Was nach einem absurden Einzelfall klingt, nach einem kafkaesken Streich, hat System und ist politisch gewollt. Rund 20 Prozent der etwa neun Millionen Einwohner in Österreich sind nicht im Besitz der österreichischen Staatsbürgerschaft. „Ich bitte Sie wirklich genauestens aufzupassen“, appelliert der Mitarbeiter bei der Veranstaltung; das Staatsbürgerschaftsgesetz sei eines der strengsten und restriktivsten Gesetze des Landes. Tatsächlich liegt Österreich im sogenannten „Migration Policy Index“ auf dem letzten Platz unter den europäischen Staaten; im internationalen Ranking reiht sich das Land direkt hinter den Arabischen Emiraten und Saudi-Arabien ein. Die Anforderungen – vom Aufenthalt und der Niederlassung über ein Mindesteinkommen bis hin zur Straffreiheit – sind so eng ausgelegt, dass eine missachtete rote Ampel oder ein Sozialhilfeempfänger in der Wohngemeinschaft für einen negativen Bescheid schon ausreichen können. „Am besten Auto abmelden und 3 Jahre lang stehen lassen.“
Lustvolle Gedankenspiele
Als Kosanović mit ihren Erfahrungen an die Öffentlichkeit ging, entfachte ihr Fall kurzzeitig sogar eine Debatte im Internet. Dem hässlichen Kommentar eines Users namens „Desert Eagle“ verdankt der Film seinen Titel: „Wenn eine Katze in der Hofreitschule Junge wirft, sind das noch lange keine Lipizzaner“. Kosanovićs Antwort darauf ist eine gründliche Begriffsbefragung. Ihre Mittel: satirische Spielszenen, performative Elemente, Gedankenspiele sowie Interviews mit Jurist:innen, Philosoph:innen und Künstler:innen sowie Österreicher:innen mit und ohne Staatsbürgerschaft. Was ist ein Wir, was ist typisch österreichisch? Wenn du die Gesetze schreiben würdest, welche Kriterien fändest du wichtig?

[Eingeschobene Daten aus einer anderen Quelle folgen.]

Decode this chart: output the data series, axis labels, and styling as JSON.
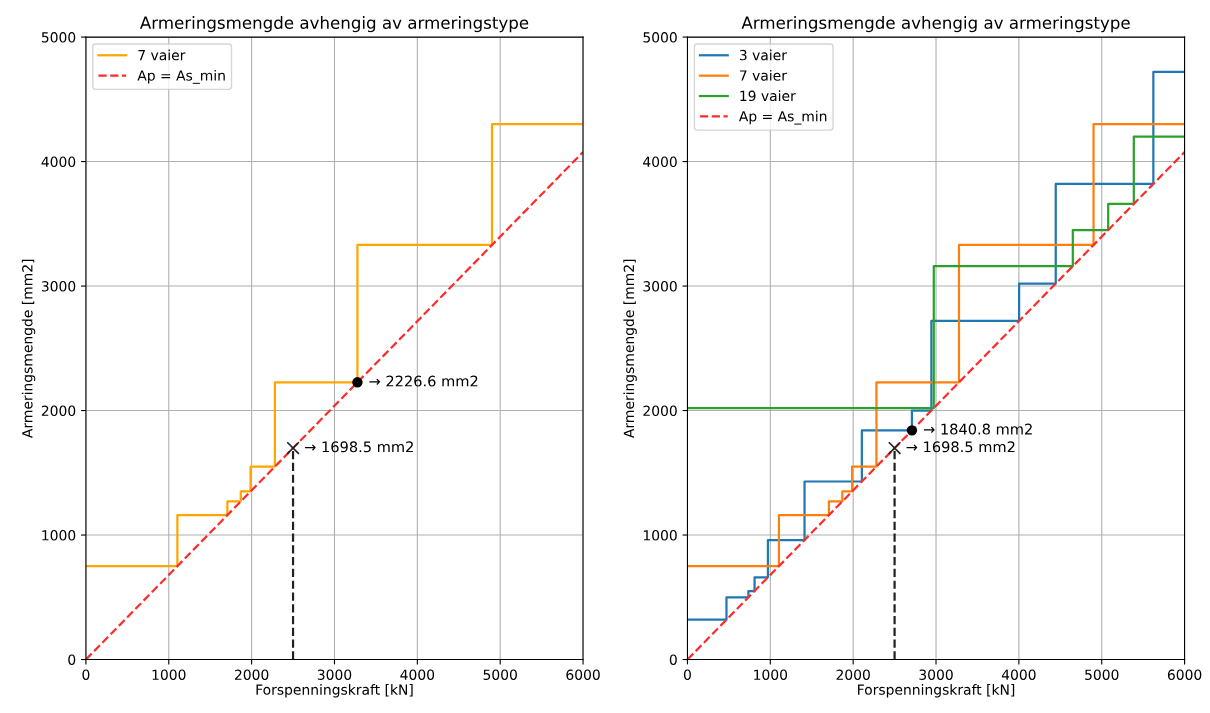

Kosanović, die im Film wiederholt selbst auftritt, als mit Papieren kämpfende Antragstellerin und Gesprächspartnerin im Off, versucht unterschiedliche Stimmen einzubinden und dabei auch als „natürlich“ erachtete Annahmen über Nation, Zugehörigkeit und Identität in Frage zu stellen. Selbst im fiktiven Dialog mit „Desert Eagle“ ist Kosanovićs Haltung eher versöhnlich als offensiv; die Filmemacherin geht den Polarisierungsdynamiken der sozialen Medien entschieden aus dem Weg. Ihre Strategie ist vielmehr: Entwaffnung.

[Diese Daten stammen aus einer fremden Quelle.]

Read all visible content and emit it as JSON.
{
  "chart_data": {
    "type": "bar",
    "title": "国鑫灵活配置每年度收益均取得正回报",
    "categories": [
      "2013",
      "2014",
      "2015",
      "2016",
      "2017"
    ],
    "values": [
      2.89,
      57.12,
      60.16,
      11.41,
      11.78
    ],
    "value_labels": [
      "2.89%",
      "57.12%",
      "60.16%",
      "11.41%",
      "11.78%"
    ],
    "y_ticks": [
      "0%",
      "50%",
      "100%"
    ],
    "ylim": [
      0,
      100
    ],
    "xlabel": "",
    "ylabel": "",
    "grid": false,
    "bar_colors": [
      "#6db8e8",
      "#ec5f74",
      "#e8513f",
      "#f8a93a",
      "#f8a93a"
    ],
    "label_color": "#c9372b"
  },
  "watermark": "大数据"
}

Eine multikulturelle Mischung
Am Ende bleibt von der „rassischen Reinheit“ der zum Nationalgut hochstilisierten Edelpferde in der spanischen (!) Hofreitschule nicht viel übrig. In die Zucht, die im slowenischen Lipica stattfindet, sind Araber, andalusische Pferde und italienische Hengste eingegangen. Die Lipizzaner sind, eine Ansage an alle „Desert Eagles“ nicht nur in Österreich: eine multikulturelle Mischung.